Abstract :
Penelitian ini bertujuan untuk mengetahui pengaruh sistem self assessment dan
sanksi pajak terhadap kepatuhan wajib pajak membayar pajak penghasilan pada
KPP Pratama Batam Utara baik secara parsial maupun simultan. Populasi dalam
penelitian ini adalah wajib pajak orang pribadi yang membayar pajak penghasilan
pada KPP Pratama Batam Utara. Jumlah sampel yang diambil sebanyak 100 wajib
pajak, pengambilan sampel dilakukan dengan menggunakan teknik Random
sampling atau acak. Metode pengumpulan data yang digunakan adalah data
primer.

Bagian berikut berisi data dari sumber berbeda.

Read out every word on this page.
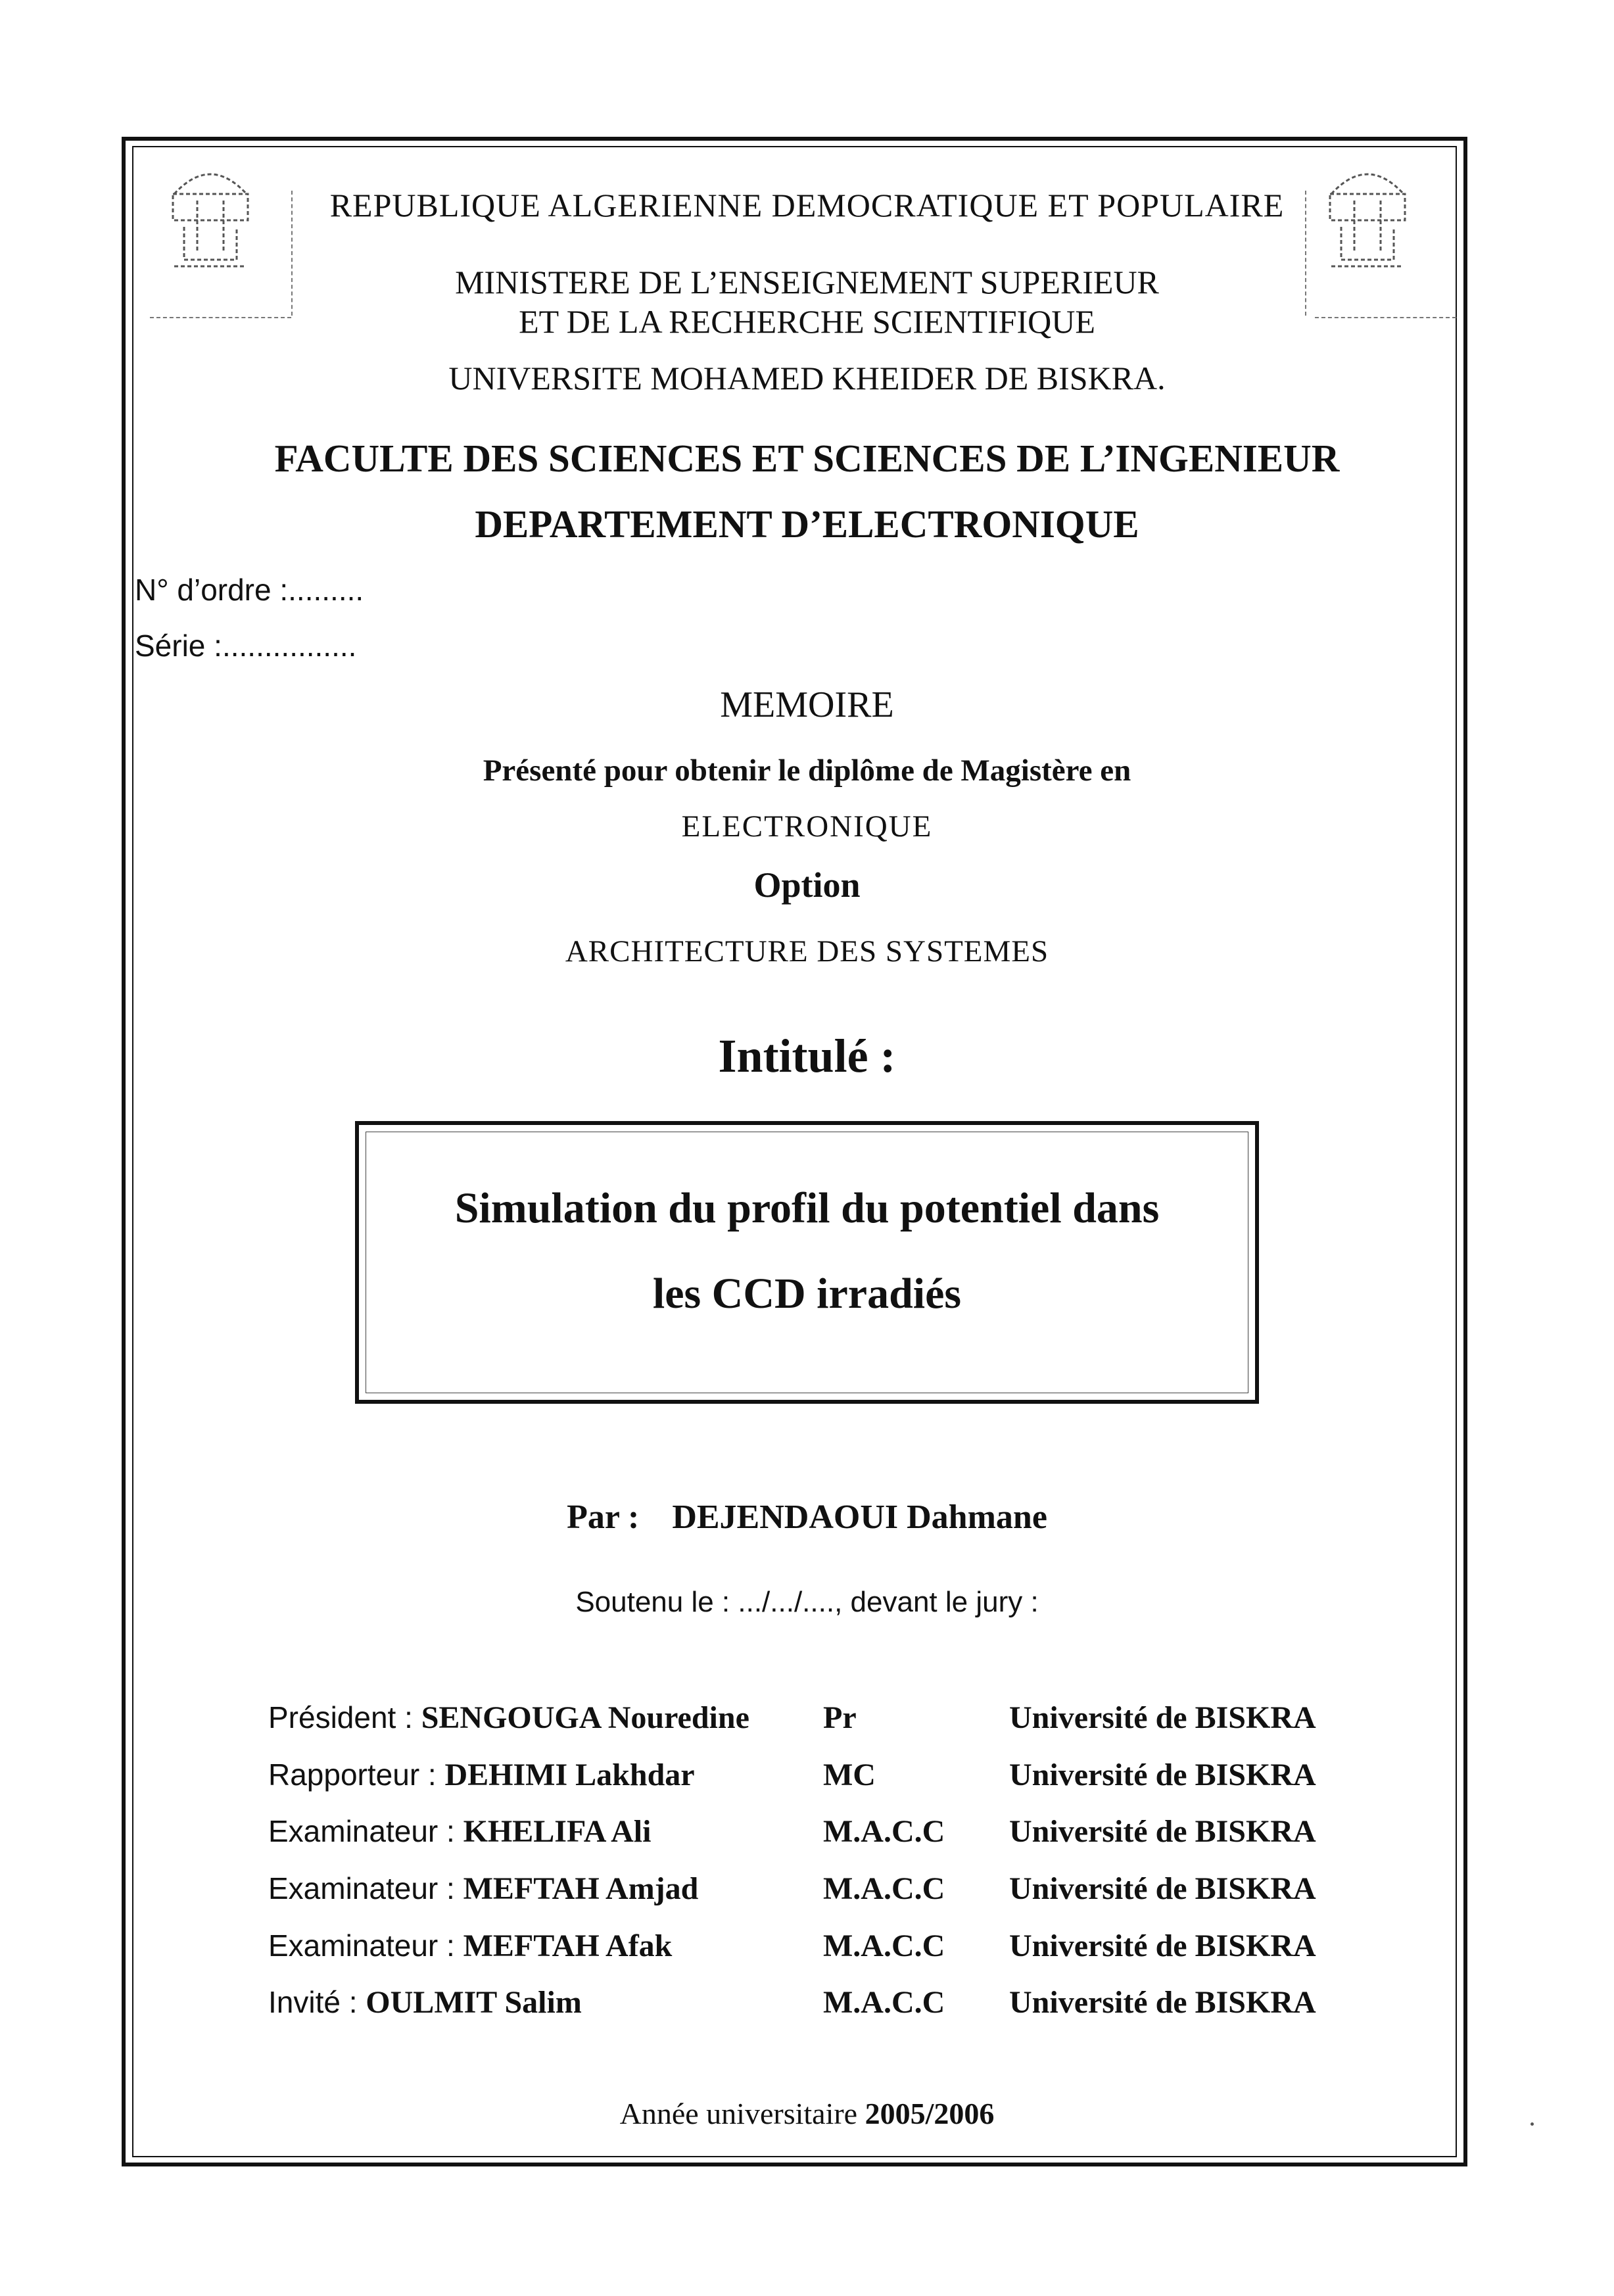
REPUBLIQUE ALGERIENNE DEMOCRATIQUE ET POPULAIRE
MINISTERE DE L’ENSEIGNEMENT SUPERIEUR
ET DE LA RECHERCHE SCIENTIFIQUE
UNIVERSITE MOHAMED KHEIDER DE BISKRA.
FACULTE DES SCIENCES ET SCIENCES DE L’INGENIEUR
DEPARTEMENT D’ELECTRONIQUE
N° d’ordre :.........
Série :................
MEMOIRE
Présenté pour obtenir le diplôme de Magistère en
ELECTRONIQUE
Option
ARCHITECTURE DES SYSTEMES
Intitulé :
Simulation du profil du potentiel dans
les CCD irradiés
Par : DEJENDAOUI Dahmane
Soutenu le : .../.../...., devant le jury :
Président : SENGOUGA Nouredine Pr	Université de BISKRA
Rapporteur : DEHIMI Lakhdar	MC	Université de BISKRA
Examinateur : KHELIFA Ali	M.A.C.C Université de BISKRA
Examinateur : MEFTAH Amjad	M.A.C.C Université de BISKRA
Examinateur : MEFTAH Afak	M.A.C.C Université de BISKRA
Invité : OULMIT Salim	M.A.C.C Université de BISKRA
Année universitaire 2005/2006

Pengolahan data menggunakan program SPSS Versi 23.0. Hasil penelitian
ini menunjukkan bahwa sistem self assessment secara parsial berpengaruh
terhadap kepatuhan wajib pajak membayar pajak penghasilan yang ditunjukkan
oleh nilai t hitung sebesar 3,959 > nilai t tabel 1,984 dan nilai signifikan 0,000 <
0,05. Sanksi pajak secara parsial berpengaruh terhadap kepatuhan wajib pajak
membayar pajak penghasilan yang ditunjukkan oleh nilai t hitung sebesar 3,844 >
t tabel 1,984 dan nilai signifikan 0,000 < 0,05. Sistem self assessment dan sanksi
pajak secara simultan berpengaruh terhadap kepatuhan wajib pajak membayar
pajak penghasilan yang ditunjukkan oleh nilai F hitung sebesar 22,733 > nilai F
tabel 3,09 dan nilai signifikan 0,000 < 0,05, nilai R square sebesar 0,319 atau
31,9% yang artinya variabel Sistem self assessment dan sanksi pajak berpengaruh
signifikan terhadap kepatuhan wajib pajak sebesar 0,319 atau 31,9% sedangkan
0,681 atau 68,1% dipengaruhi oleh variabel lain yang tidak di bahas dalam
penelitian ini. Dengan hasil penelitian yang diolah, maka peneliti menyarankan
supaya pemerintah membuat atau mengadakan penyuluhan kepada wajib pajak
agar wajib pajak patuh dan tidak terkena sanksi.